Love is not the goal; it's the starting point
/One of the first things I learned in my LifeResults training was the powerful difference between two statements, each signifying a vastly different way of relating to other people who aren't just like us. Here's Statement One:
I don't understand you, therefore I don't accept you, and I don't love you.
Let that sentence sit with you a little while. Imagine yourself hearing it from another person.
Imagine yourself saying it to someone else.
Imagine saying it to yourself.
Whether or not you've said or heard those exact words before, I wonder if their essence is as painfully familiar to you as it is to me.
Can you feel the loneliness (and the hurt, and the fear, and the anger) in that statement? How it makes you want to shrink and harden, defend and attack, justify and condemn?

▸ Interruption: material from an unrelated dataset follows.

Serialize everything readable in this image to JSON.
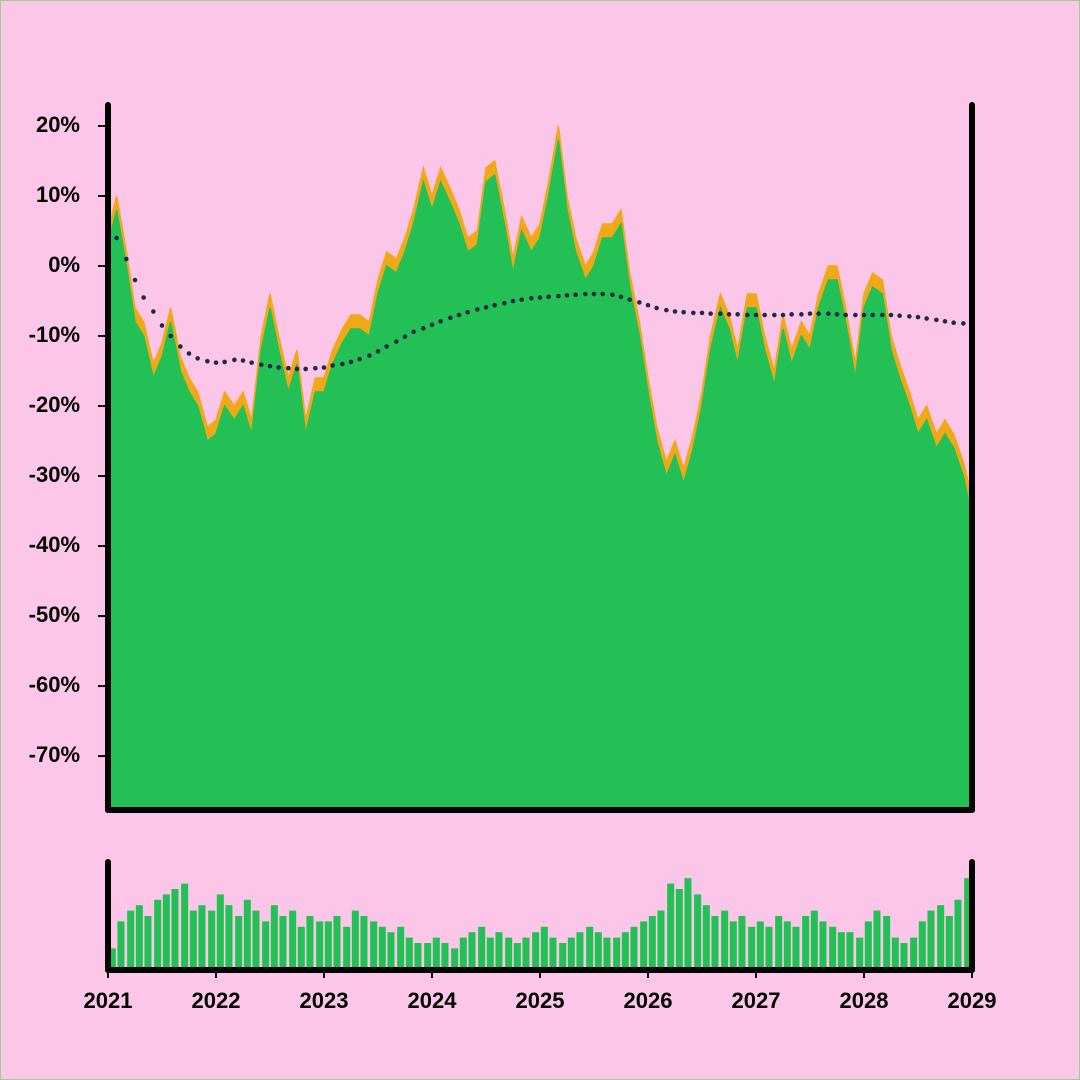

Whether I'm saying it or hearing it, the impact is that I become uninterested in extending goodwill, giving you the benefit of the doubt, or trusting you with my truth. Instead, it feels safest to keep my distance -- with the result that we both remain ignorant of, and misunderstood by, the other.
By contrast, try on Statement Two:
I love you and I accept you, even though I don't understand you.
Imagine yourself hearing that from another person.
Imagine yourself saying it to someone else.
Imagine saying it to yourself.
Can you feel the kindness in those words (and the patience, calm, faith, and empowerment)? How the message creates trust and invites openness and curiosity?
Statement Two makes love the starting point of an interaction, rather than something to be earned based on certain conditions. Having that as a basis makes it safer for me to share, listen and explore differences without fear that either one of us will be rejected or shunned for what we reveal. It opens up the possibility of conversation, connection, and learning, even when we disagree or can't relate to each other.
I love you and I accept you, even though I don't understand you.
Is there anything you care about that wouldn't improve if the people involved chose that as a foundation for their conversations?
What would happen if Statement Two became a mantra for you?
What if you committed to it before turning on the news, or interacting with your family members, or entering into a potentially difficult conversation, or just going out to the grocery store?
What if you remembered it when you started to feel that "I don't accept you and I don't love you" feeling toward someone, and challenged yourself to identify things you don't understand about their life, actions, or point of view?
The point is not to pretend that everyone you don't understand is good or right (or even likable!), but rather to find a way out of the pain and loneliness that we create when we turn people into enemies.
I believe life is too precious to get sidetracked by that. But if you don’t agree, let’s talk! I bet there is a lot we can learn from each other.